Editor’s note. This comes from SPUC–The Society for the Protection of Unborn Children–and is reposted with permission.
Irish health minister Simon Harris has defended his decision to start drafting legislation that could legalise abortion, before the committee set up to examine the issue has reported.
A special Oireachtas [Parliamentary] committee has been set up to consider under what conditions, if any, abortion should be permitted if the Eighth Amendment [to the Irish Constitution], which protects the equal right to life of mother and child, was repealed.
However, health officials are already drafting laws, including a way to legislate for potential lawful abortions for rape victims without a conviction, to be ready for a referendum in summer 2018, the timescale indicated by Taoiseach [Prime Minister] Leo Varadkar. The committee is planning to start taking evidence in September.
Mr. Harris said he had “great regard” for the committee, which is following the work of the citizens’ assembly. “My department, in conjunction with the office of the attorney-general, is seeking to explore and research the issue so that, in so far as is feasible, as much preparation as possible can be drawn upon once the special joint committee finalises its recommendations,” he said.
“I am concerned that we are prepared in the event that a decision is made by the Oireachtas to hold a referendum. This will be important if we are to complete the process in line with the timetable set out by the Taoiseach.”
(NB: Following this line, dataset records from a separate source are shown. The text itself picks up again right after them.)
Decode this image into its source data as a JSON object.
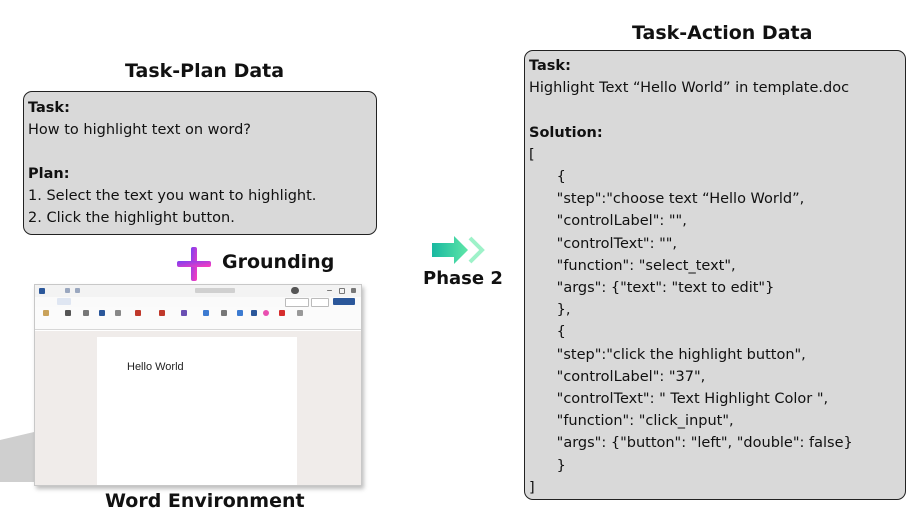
{
  "task_plan": {
    "title": "Task-Plan Data",
    "task_label": "Task:",
    "task_text": "How to highlight text on word?",
    "plan_label": "Plan:",
    "plan_steps": [
      "1. Select the text you want to highlight.",
      "2. Click the highlight button."
    ]
  },
  "grounding": {
    "label": "Grounding"
  },
  "word_env": {
    "caption": "Word Environment",
    "document_text": "Hello World",
    "colors": {
      "ribbon_accent": "#2b579a",
      "canvas": "#f0ecea"
    }
  },
  "phase": {
    "label": "Phase 2",
    "arrow_color": "#2ec4a0"
  },
  "task_action": {
    "title": "Task-Action Data",
    "task_label": "Task:",
    "task_text": "Highlight Text “Hello World” in template.doc",
    "solution_label": "Solution:",
    "solution_lines": [
      "[",
      "      {",
      "      \"step\":\"choose text “Hello World”,",
      "      \"controlLabel\": \"\",",
      "      \"controlText\": \"\",",
      "      \"function\": \"select_text\",",
      "      \"args\": {\"text\": \"text to edit\"}",
      "      },",
      "      {",
      "      \"step\":\"click the highlight button\",",
      "      \"controlLabel\": \"37\",",
      "      \"controlText\": \" Text Highlight Color \",",
      "      \"function\": \"click_input\",",
      "      \"args\": {\"button\": \"left\", \"double\": false}",
      "      }",
      "]"
    ]
  },
  "colors": {
    "box_fill": "#d9d9d9",
    "box_border": "#222222"
  }
}
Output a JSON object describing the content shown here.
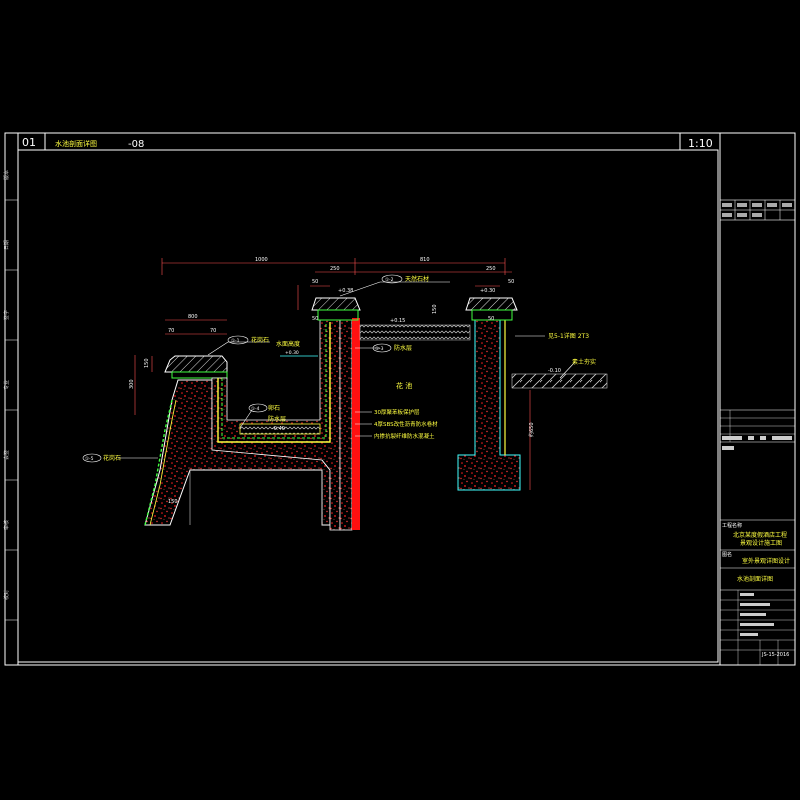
{
  "header": {
    "sheet_no": "01",
    "title": "水池剖面详图",
    "suffix": "-08",
    "scale": "1:10"
  },
  "dimensions": {
    "d1000": "1000",
    "d810": "810",
    "d250a": "250",
    "d250b": "250",
    "d50a": "50",
    "d50b": "50",
    "d30a": "30",
    "d30b": "30",
    "d800": "800",
    "d70a": "70",
    "d70b": "70",
    "d300": "300",
    "d150": "150",
    "d150b": "150",
    "d650": "约650",
    "d150c": "150",
    "d32a": "50",
    "d32b": "50",
    "lvl1": "+0.38",
    "lvl2": "+0.30",
    "lvl3": "-0.40",
    "lvl4": "-0.10",
    "lvl5": "+0.15"
  },
  "labels": {
    "callout_top": "天然石材",
    "callout_top_no": "①-2",
    "callout_left": "花岗石",
    "callout_left_no": "①-1",
    "callout_water": "水面高度",
    "callout_water_lvl": "+0.30",
    "callout_mid": "防水层",
    "callout_mid_no": "①-3",
    "callout_right": "见5-1详图 2T3",
    "callout_soil": "素土夯实",
    "center": "花 池",
    "pool_bottom1": "卵石",
    "pool_bottom2": "防水层",
    "pool_bottom_no": "①-4",
    "layer1": "30厚聚苯板保护层",
    "layer2": "4厚SBS改性沥青防水卷材",
    "layer3": "内掺抗裂纤维防水混凝土",
    "callout_left2": "花岗石",
    "callout_left2_no": "①-5"
  },
  "titleblock": {
    "project_label": "工程名称",
    "project": "北京某度假酒店工程",
    "project2": "景观设计施工图",
    "drawing_label": "图名",
    "drawing": "室外景观详图设计",
    "sheet_title": "水池剖面详图",
    "number": "JS-15-2016"
  },
  "colors": {
    "frame": "#ffffff",
    "dim": "#ff3030",
    "yellow": "#ffff40",
    "green": "#40ff40",
    "cyan": "#40ffff",
    "concrete": "#ff2020"
  }
}
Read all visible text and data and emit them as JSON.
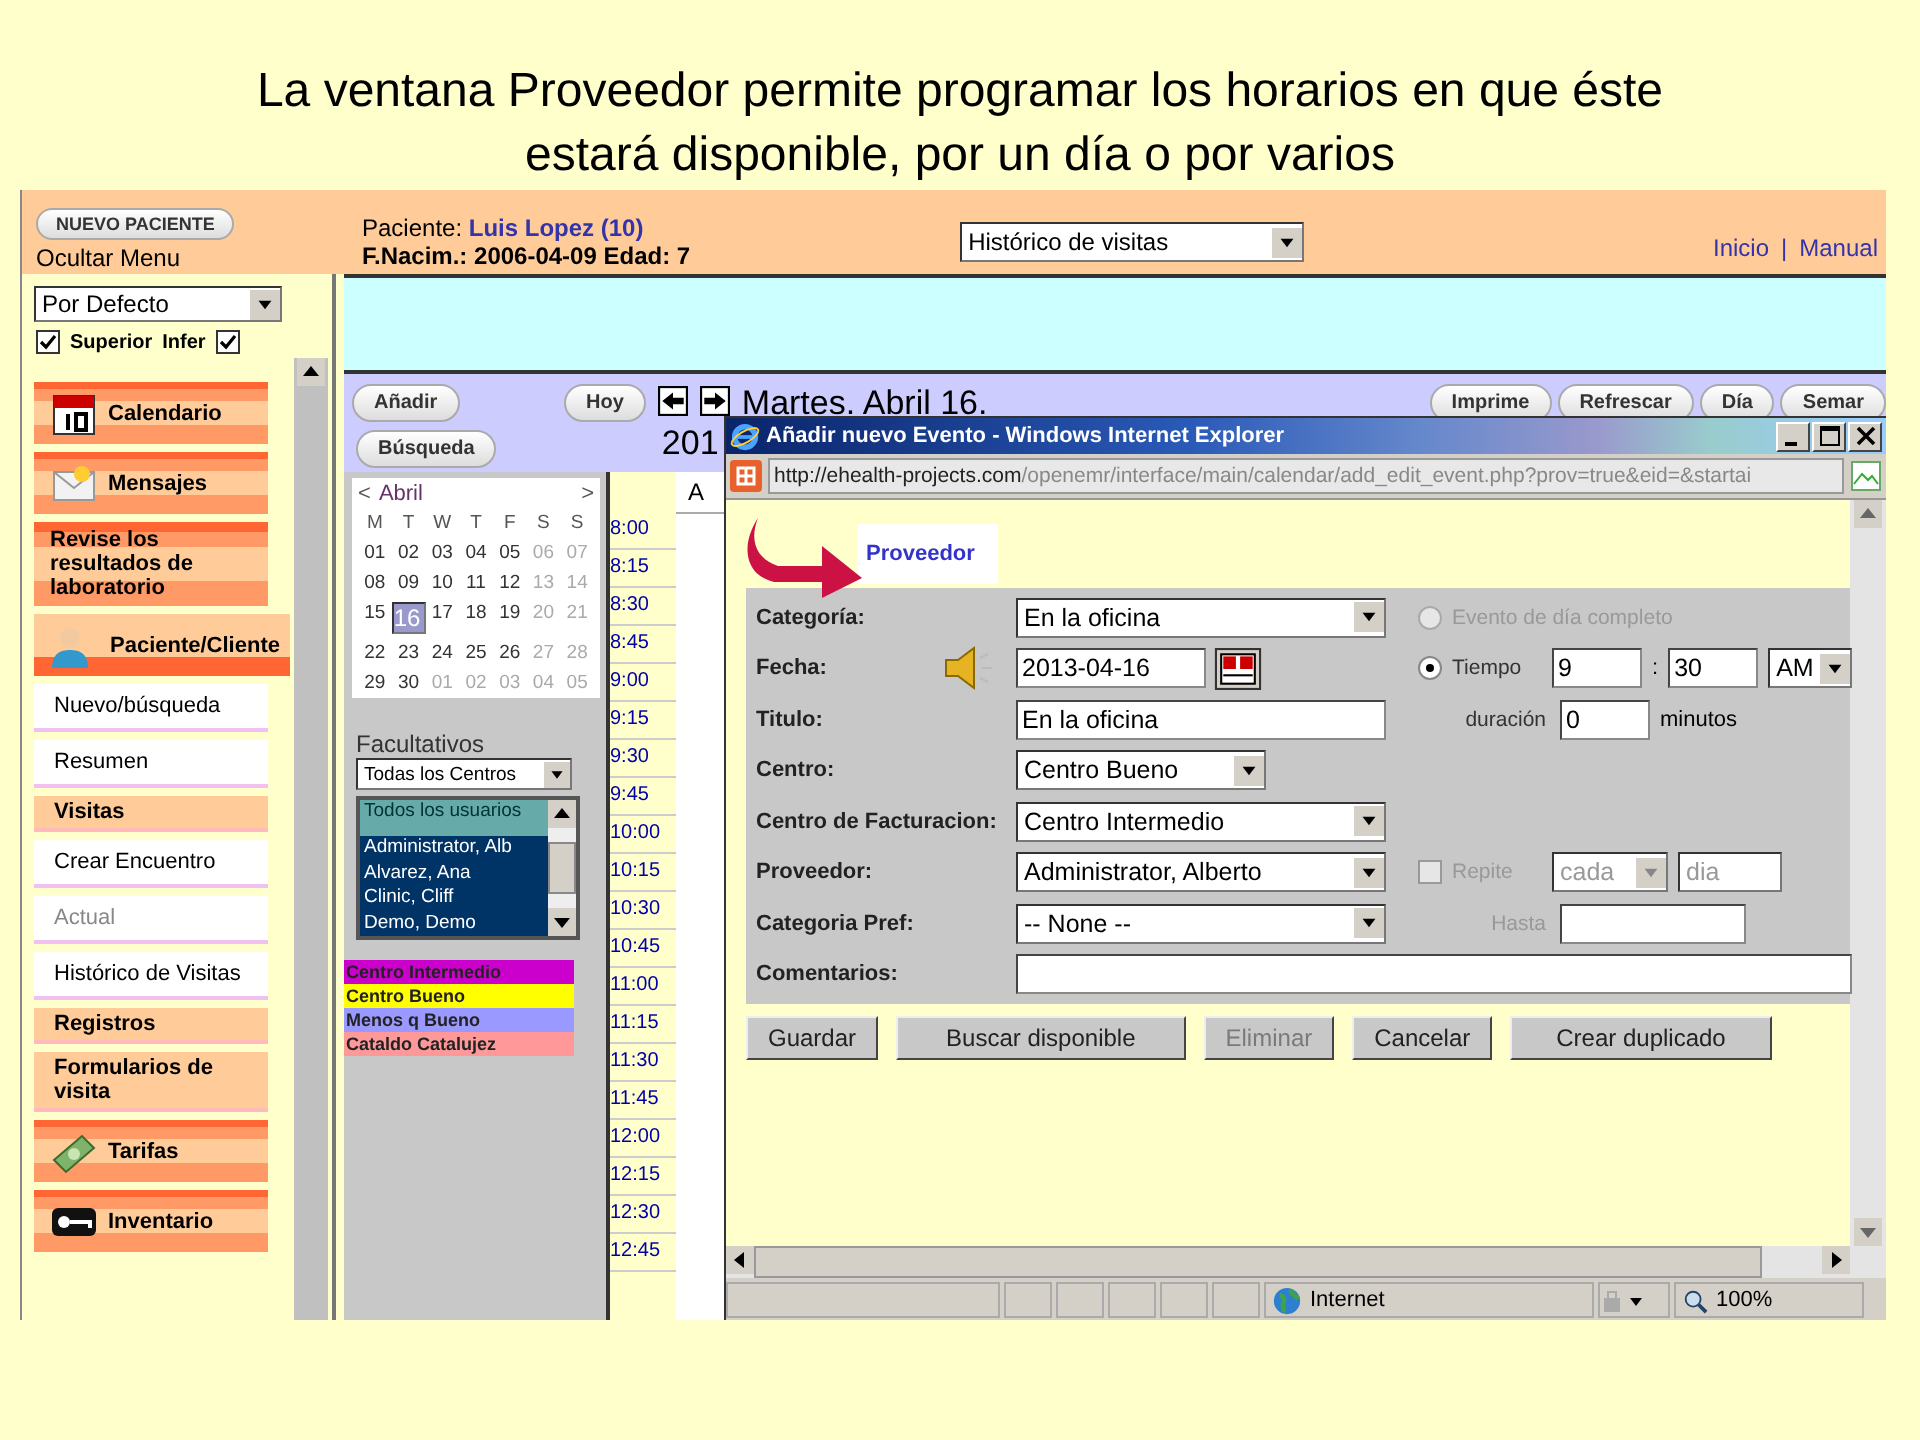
{
  "slide_title": "La ventana Proveedor permite programar los horarios en que éste estará disponible, por un día o por varios",
  "header": {
    "new_patient_button": "NUEVO PACIENTE",
    "hide_menu": "Ocultar Menu",
    "patient_label": "Paciente:",
    "patient_name": "Luis Lopez (10)",
    "birth": "F.Nacim.: 2006-04-09 Edad: 7",
    "view_select": "Histórico de visitas",
    "links": [
      "Inicio",
      "Manual"
    ],
    "link_separator": "|"
  },
  "sidebar": {
    "profile_select": "Por Defecto",
    "checks": [
      {
        "label": "Superior",
        "checked": true
      },
      {
        "label": "Infer",
        "checked": true
      }
    ],
    "items": [
      {
        "kind": "main",
        "label": "Calendario",
        "disabled": false
      },
      {
        "kind": "main",
        "label": "Mensajes",
        "disabled": false
      },
      {
        "kind": "main",
        "label": "Revise los resultados de laboratorio",
        "disabled": false
      },
      {
        "kind": "header",
        "label": "Paciente/Cliente",
        "disabled": false
      },
      {
        "kind": "sub",
        "label": "Nuevo/búsqueda",
        "disabled": false
      },
      {
        "kind": "sub",
        "label": "Resumen",
        "disabled": false
      },
      {
        "kind": "section",
        "label": "Visitas",
        "disabled": false
      },
      {
        "kind": "sub",
        "label": "Crear Encuentro",
        "disabled": false
      },
      {
        "kind": "sub",
        "label": "Actual",
        "disabled": true
      },
      {
        "kind": "sub",
        "label": "Histórico de Visitas",
        "disabled": false
      },
      {
        "kind": "section",
        "label": "Registros",
        "disabled": false
      },
      {
        "kind": "section",
        "label": "Formularios de visita",
        "disabled": false
      },
      {
        "kind": "main",
        "label": "Tarifas",
        "disabled": false
      },
      {
        "kind": "main",
        "label": "Inventario",
        "disabled": false
      }
    ]
  },
  "calendar": {
    "add_button": "Añadir",
    "search_button": "Búsqueda",
    "today_button": "Hoy",
    "date_title": "Martes. Abril 16.",
    "year": "201",
    "view_buttons": [
      "Imprime",
      "Refrescar",
      "Día",
      "Semar"
    ],
    "month": "Abril",
    "prev": "<",
    "next": ">",
    "weekdays": [
      "M",
      "T",
      "W",
      "T",
      "F",
      "S",
      "S"
    ],
    "weeks": [
      [
        {
          "d": "01",
          "muted": false,
          "selected": false
        },
        {
          "d": "02",
          "muted": false,
          "selected": false
        },
        {
          "d": "03",
          "muted": false,
          "selected": false
        },
        {
          "d": "04",
          "muted": false,
          "selected": false
        },
        {
          "d": "05",
          "muted": false,
          "selected": false
        },
        {
          "d": "06",
          "muted": true,
          "selected": false
        },
        {
          "d": "07",
          "muted": true,
          "selected": false
        }
      ],
      [
        {
          "d": "08",
          "muted": false,
          "selected": false
        },
        {
          "d": "09",
          "muted": false,
          "selected": false
        },
        {
          "d": "10",
          "muted": false,
          "selected": false
        },
        {
          "d": "11",
          "muted": false,
          "selected": false
        },
        {
          "d": "12",
          "muted": false,
          "selected": false
        },
        {
          "d": "13",
          "muted": true,
          "selected": false
        },
        {
          "d": "14",
          "muted": true,
          "selected": false
        }
      ],
      [
        {
          "d": "15",
          "muted": false,
          "selected": false
        },
        {
          "d": "16",
          "muted": false,
          "selected": true
        },
        {
          "d": "17",
          "muted": false,
          "selected": false
        },
        {
          "d": "18",
          "muted": false,
          "selected": false
        },
        {
          "d": "19",
          "muted": false,
          "selected": false
        },
        {
          "d": "20",
          "muted": true,
          "selected": false
        },
        {
          "d": "21",
          "muted": true,
          "selected": false
        }
      ],
      [
        {
          "d": "22",
          "muted": false,
          "selected": false
        },
        {
          "d": "23",
          "muted": false,
          "selected": false
        },
        {
          "d": "24",
          "muted": false,
          "selected": false
        },
        {
          "d": "25",
          "muted": false,
          "selected": false
        },
        {
          "d": "26",
          "muted": false,
          "selected": false
        },
        {
          "d": "27",
          "muted": true,
          "selected": false
        },
        {
          "d": "28",
          "muted": true,
          "selected": false
        }
      ],
      [
        {
          "d": "29",
          "muted": false,
          "selected": false
        },
        {
          "d": "30",
          "muted": false,
          "selected": false
        },
        {
          "d": "01",
          "muted": true,
          "selected": false
        },
        {
          "d": "02",
          "muted": true,
          "selected": false
        },
        {
          "d": "03",
          "muted": true,
          "selected": false
        },
        {
          "d": "04",
          "muted": true,
          "selected": false
        },
        {
          "d": "05",
          "muted": true,
          "selected": false
        }
      ]
    ],
    "providers_title": "Facultativos",
    "facility_select": "Todas los Centros",
    "providers": [
      {
        "name": "Todos los usuarios",
        "selected": true
      },
      {
        "name": "Administrator, Alb",
        "selected": false
      },
      {
        "name": "Alvarez, Ana",
        "selected": false
      },
      {
        "name": "Clinic, Cliff",
        "selected": false
      },
      {
        "name": "Demo, Demo",
        "selected": false
      }
    ],
    "legend": [
      {
        "name": "Centro Intermedio",
        "color": "#cc00cc"
      },
      {
        "name": "Centro Bueno",
        "color": "#ffff00"
      },
      {
        "name": "Menos q Bueno",
        "color": "#9999ff"
      },
      {
        "name": "Cataldo Catalujez",
        "color": "#ff9999"
      }
    ],
    "times": [
      "8:00",
      "8:15",
      "8:30",
      "8:45",
      "9:00",
      "9:15",
      "9:30",
      "9:45",
      "10:00",
      "10:15",
      "10:30",
      "10:45",
      "11:00",
      "11:15",
      "11:30",
      "11:45",
      "12:00",
      "12:15",
      "12:30",
      "12:45"
    ],
    "day_header": "A"
  },
  "popup": {
    "title": "Añadir nuevo Evento - Windows Internet Explorer",
    "url_host": "http://ehealth-projects.com",
    "url_path": "/openemr/interface/main/calendar/add_edit_event.php?prov=true&eid=&startai",
    "tab": "Proveedor",
    "fields": [
      {
        "kind": "select",
        "label": "Categoría:",
        "value": "En la oficina"
      },
      {
        "kind": "date",
        "label": "Fecha:",
        "value": "2013-04-16"
      },
      {
        "kind": "text",
        "label": "Titulo:",
        "value": "En la oficina"
      },
      {
        "kind": "short_select",
        "label": "Centro:",
        "value": "Centro Bueno"
      },
      {
        "kind": "select",
        "label": "Centro de Facturacion:",
        "value": "Centro Intermedio"
      },
      {
        "kind": "select",
        "label": "Proveedor:",
        "value": "Administrator, Alberto"
      },
      {
        "kind": "select",
        "label": "Categoria Pref:",
        "value": "-- None --"
      },
      {
        "kind": "wide_text",
        "label": "Comentarios:"
      }
    ],
    "all_day": {
      "label": "Evento de día completo",
      "selected": false,
      "disabled": true
    },
    "time": {
      "label": "Tiempo",
      "selected": true,
      "hour": "9",
      "separator": ":",
      "minute": "30",
      "ampm": "AM"
    },
    "duration": {
      "label": "duración",
      "value": "0",
      "unit": "minutos"
    },
    "repeat": {
      "label": "Repite",
      "checked": false,
      "disabled": true,
      "every": "cada",
      "unit": "dia"
    },
    "until": {
      "label": "Hasta",
      "disabled": true
    },
    "buttons": [
      {
        "label": "Guardar",
        "disabled": false
      },
      {
        "label": "Buscar disponible",
        "disabled": false
      },
      {
        "label": "Eliminar",
        "disabled": true
      },
      {
        "label": "Cancelar",
        "disabled": false
      },
      {
        "label": "Crear duplicado",
        "disabled": false
      }
    ],
    "status": "Internet",
    "zoom": "100%"
  }
}
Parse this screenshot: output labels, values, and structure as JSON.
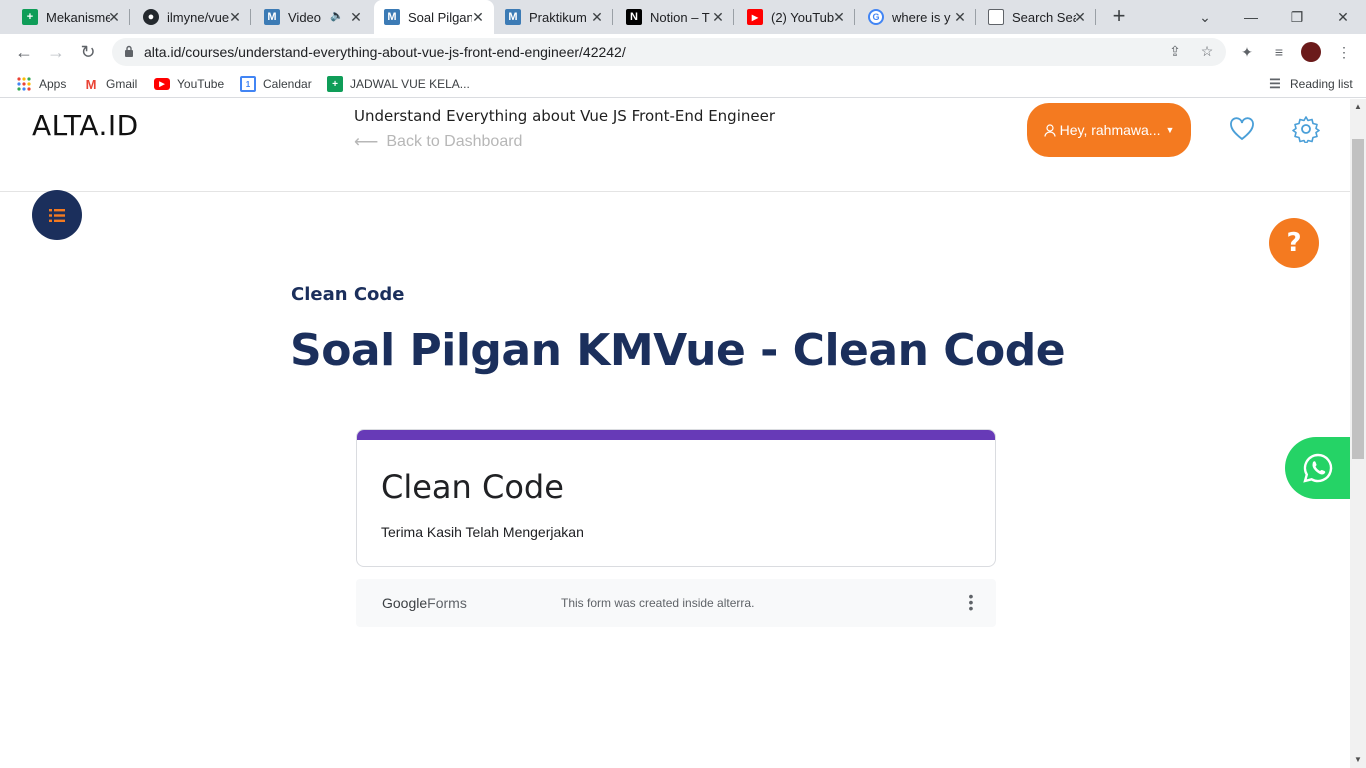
{
  "browser": {
    "tabs": [
      {
        "title": "Mekanisme",
        "favicon": "google-sheets-icon",
        "color": "#0f9d58"
      },
      {
        "title": "ilmyne/vue",
        "favicon": "github-icon",
        "color": "#24292e"
      },
      {
        "title": "Video",
        "favicon": "alta-m-icon",
        "color": "#3c7bb5",
        "muted": true
      },
      {
        "title": "Soal Pilgan",
        "favicon": "alta-m-icon",
        "color": "#3c7bb5",
        "active": true
      },
      {
        "title": "Praktikum",
        "favicon": "alta-m-icon",
        "color": "#3c7bb5"
      },
      {
        "title": "Notion – T",
        "favicon": "notion-icon",
        "color": "#000000"
      },
      {
        "title": "(2) YouTub",
        "favicon": "youtube-icon",
        "color": "#ff0000"
      },
      {
        "title": "where is y",
        "favicon": "google-icon",
        "color": "#4285f4"
      },
      {
        "title": "Search Sea",
        "favicon": "page-icon",
        "color": "#5f6368"
      }
    ],
    "address": "alta.id/courses/understand-everything-about-vue-js-front-end-engineer/42242/",
    "bookmarks": [
      {
        "label": "Apps",
        "icon": "apps-grid-icon"
      },
      {
        "label": "Gmail",
        "icon": "gmail-icon"
      },
      {
        "label": "YouTube",
        "icon": "youtube-icon"
      },
      {
        "label": "Calendar",
        "icon": "calendar-icon"
      },
      {
        "label": "JADWAL VUE KELA...",
        "icon": "google-sheets-icon"
      }
    ],
    "reading_list": "Reading list"
  },
  "site": {
    "logo": "ALTA.ID",
    "course_title": "Understand Everything about Vue JS Front-End Engineer",
    "back_link": "Back to Dashboard",
    "user_button": "Hey, rahmawa...",
    "accent": "#f47a20",
    "navy": "#1b2f5c"
  },
  "lesson": {
    "section": "Clean Code",
    "title": "Soal Pilgan KMVue - Clean Code"
  },
  "form": {
    "title": "Clean Code",
    "message": "Terima Kasih Telah Mengerjakan",
    "brand_google": "Google",
    "brand_forms": "Forms",
    "note": "This form was created inside alterra.",
    "accent": "#673ab7"
  }
}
However, Mattie McGrath, an independent TD [member of the lower house of Parliament] and one of only two of the 21 on the committee in favour of keeping the Eighth Amendment, asked Mr. Harris if he was trying to accelerate preparations for a vote while it was carrying out its work.
Pro-choice activists have also been agitating for an early referendum, claiming that holding it in June or July, when many students are abroad on holiday, “would effectively mean disenfranchising thousands of young people.”
A crucial decision
The significance of a referendum was highlighted on Saturday, when Mr. Varadkar dismissed UN criticism of Ireland’s abortion laws. The UN committee against torture told the Irish government that it had a responsibility to explain to the public that if the state kept its constitutional ban on abortion, it would continue to breach the human rights of women.
Mr. Varadkar responded saying: “One thing I would be very firm about is that whatever laws we have in Ireland, those laws should be determined by either the Irish people through a referendum or through the Oireachtas voting democratically.”
The news comes after Irish pro-life organisation Youth Defence had some of their information boards seized by gardai (police) in Kilkenny, during their annual roadshow.
Spokeswoman Rebecca Roughneen told the Irish Independent that the event has left Irish pro-lifers concerned that they won’t get a fair debate during the referendum.
“It was a very peaceful street event which was attracting a lot of support since the referendum is in the news so much these days, and everyone is very concerned in regard to what happened,” she said. “This has very serious implications for a free and fair debate ahead of the referendum on abortion expected in spring.”